Aunque el escritor Italo Calvino decía que “un clásico es un libro que nunca termina de decir lo que tiene que decir”, esta concepción es asimilable a lo que ocurre con El gran circo: lo dicho, la obra, no suena a viejo y lo que sugiere está ahí para ser descifrado. El director de la compañía, un muñeco gigante, don Maese Trujamán de los Caminos, se encarga de dar la bienvenida y de presentar los números. Las sombras luminosas de Pepino el 88, Raffetto 40 onzas, Alejandro Scotti, Anselimi, los hermanos Rivero y los Podestá se esparcen por la sala Martín Coronado. La obra arranca, entonces, con la marcha ejecutada por el maestro Raimundo Roccattagliatta. El Tony Totó y su perrita Violeta interrumpen la presentación del director y el encanto, la gracia y la ternura que despliegan en escena anticipan lo que vendrá. Los cuadros circenses tradicionales (las destrezas, acrobacias y malabarismos entre otros), interpretados por los títeres, resultan asombrosos. El hombre más fuerte del mundo se jacta de levantar pesas imposibles para cualquier mortal. Sin embargo, lo que más divierte es que a pesar de los esfuerzos que realiza (pues se toma en serio el asunto, se concentra, transpira y mantiene el suspenso hasta que consigue elevar la pesa y ganarse los aplausos), el cuadro se resuelve con un escuálido y diminuto títere que revela las trampas y exageraciones del forzudo.

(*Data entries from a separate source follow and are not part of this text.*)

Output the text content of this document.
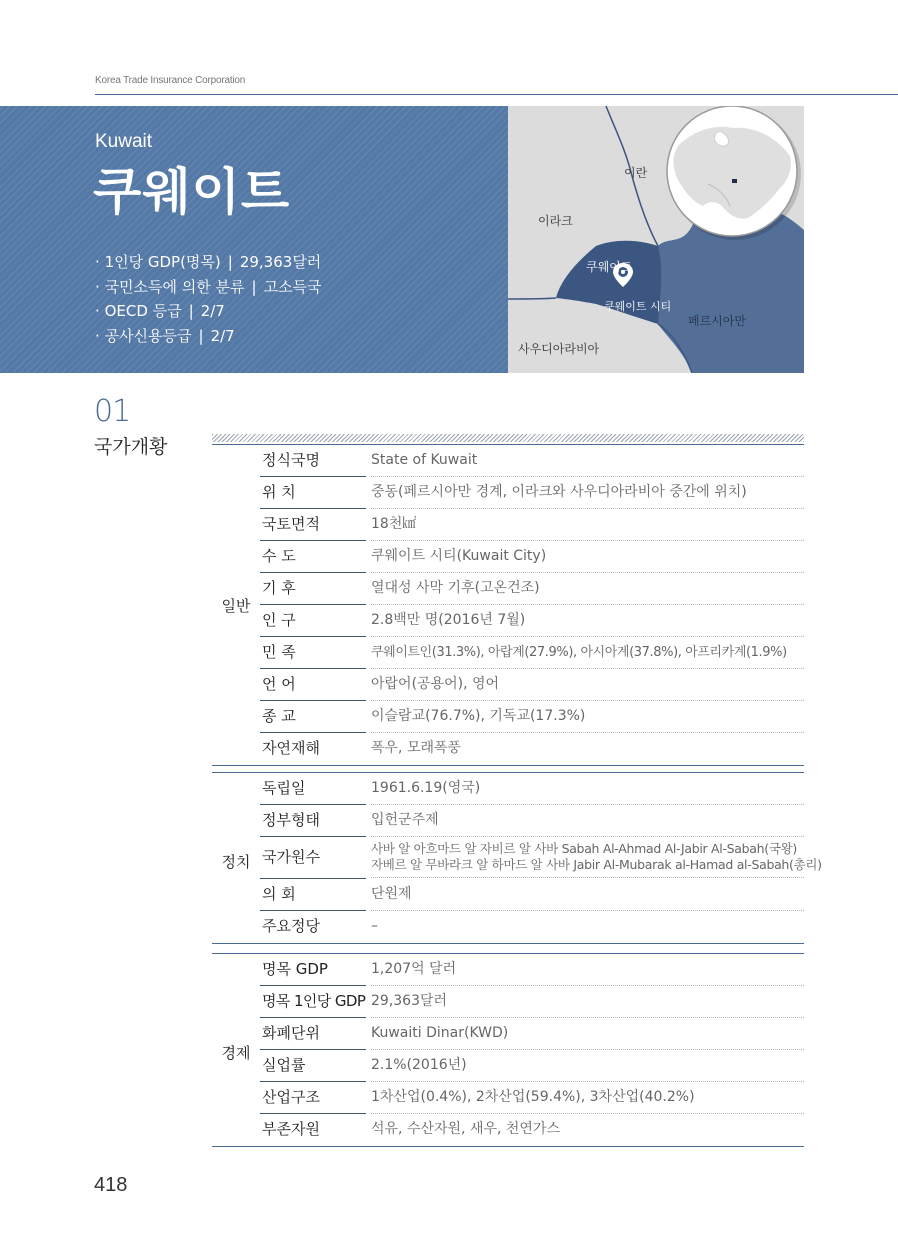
Korea Trade Insurance Corporation
Kuwait
쿠웨이트
· 1인당 GDP(명목) | 29,363달러
· 국민소득에 의한 분류 | 고소득국
· OECD 등급 | 2/7
· 공사신용등급 | 2/7
이란
이라크
쿠웨이트
쿠웨이트 시티
페르시아만
사우디아라비아
01
국가개황
일반
정식국명	State of Kuwait
위 치	중동(페르시아만 경계, 이라크와 사우디아라비아 중간에 위치)
국토면적	18천㎢
수 도	쿠웨이트 시티(Kuwait City)
기 후	열대성 사막 기후(고온건조)
인 구	2.8백만 명(2016년 7월)
민 족	쿠웨이트인(31.3%), 아랍계(27.9%), 아시아계(37.8%), 아프리카계(1.9%)
언 어	아랍어(공용어), 영어
종 교	이슬람교(76.7%), 기독교(17.3%)
자연재해	폭우, 모래폭풍
정치
독립일	1961.6.19(영국)
정부형태	입헌군주제
국가원수	사바 알 아흐마드 알 자비르 알 사바 Sabah Al-Ahmad Al-Jabir Al-Sabah(국왕)
자베르 알 무바라크 알 하마드 알 사바 Jabir Al-Mubarak al-Hamad al-Sabah(총리)
의 회	단원제
주요정당	–
경제
명목 GDP	1,207억 달러
명목 1인당 GDP 29,363달러
화폐단위	Kuwaiti Dinar(KWD)
실업률	2.1%(2016년)
산업구조	1차산업(0.4%), 2차산업(59.4%), 3차산업(40.2%)
부존자원	석유, 수산자원, 새우, 천연가스
418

Las criaturas que pueblan este circo sin carpa van conquistando adhesiones a medida que revelan las triquiñuelas y exponen el lado “oculto”, lo que siempre se evita mostrar con excesivo recelo como si el secreto de los trucos garantizara el poder de encantamiento que ejercen. De esta manera, la provocación se efectúa en un sentido inverso: exhibir, recién al final de cada número, cómo se consigue la perfección visual, abrir una caja y descubrir que las apariencias engañan pero son deliciosas. En esta familia circense no podían faltar los animales: los imperdibles monos bailarines, las increíbles Mimí, Lilí y Pompón –tres avestruces enormes que realizan una danza sugerente– o Rosita, una marioneta-elefante que hace equilibrio en una cuerda floja. La magia del prestidigitador e ilusionista Merlino el magnífico, el hombre bala y la arriesgada familia de trapecistas configuran ese universo festivo, mágico y entrañable de los pioneros del teatro argentino. El profesionalismo alcanzado por los titiriteros, producto de un vigoroso trabajo de investigación, estudio y perfeccionamiento, contribuye a generar un clima singular. Por momentos, pese a que ellos están en la mayoría de los números a la vista de los espectadores, la presencia de los manipuladores se diluye.
Entrañable homenaje a los hermanos Podestá, que pusieron la piedra fundamental del teatro argentino con la histórica escenificación pantomímica Juan Moreira, de Eduardo Gutiérrez en 1886, en El gran circo de ese inolvidable maestro y titiritero Ariel Bufano, el presentador se despide con la certeza de que habrá una próxima función porque “el Gran Circo, querido público, siempre vuelve”.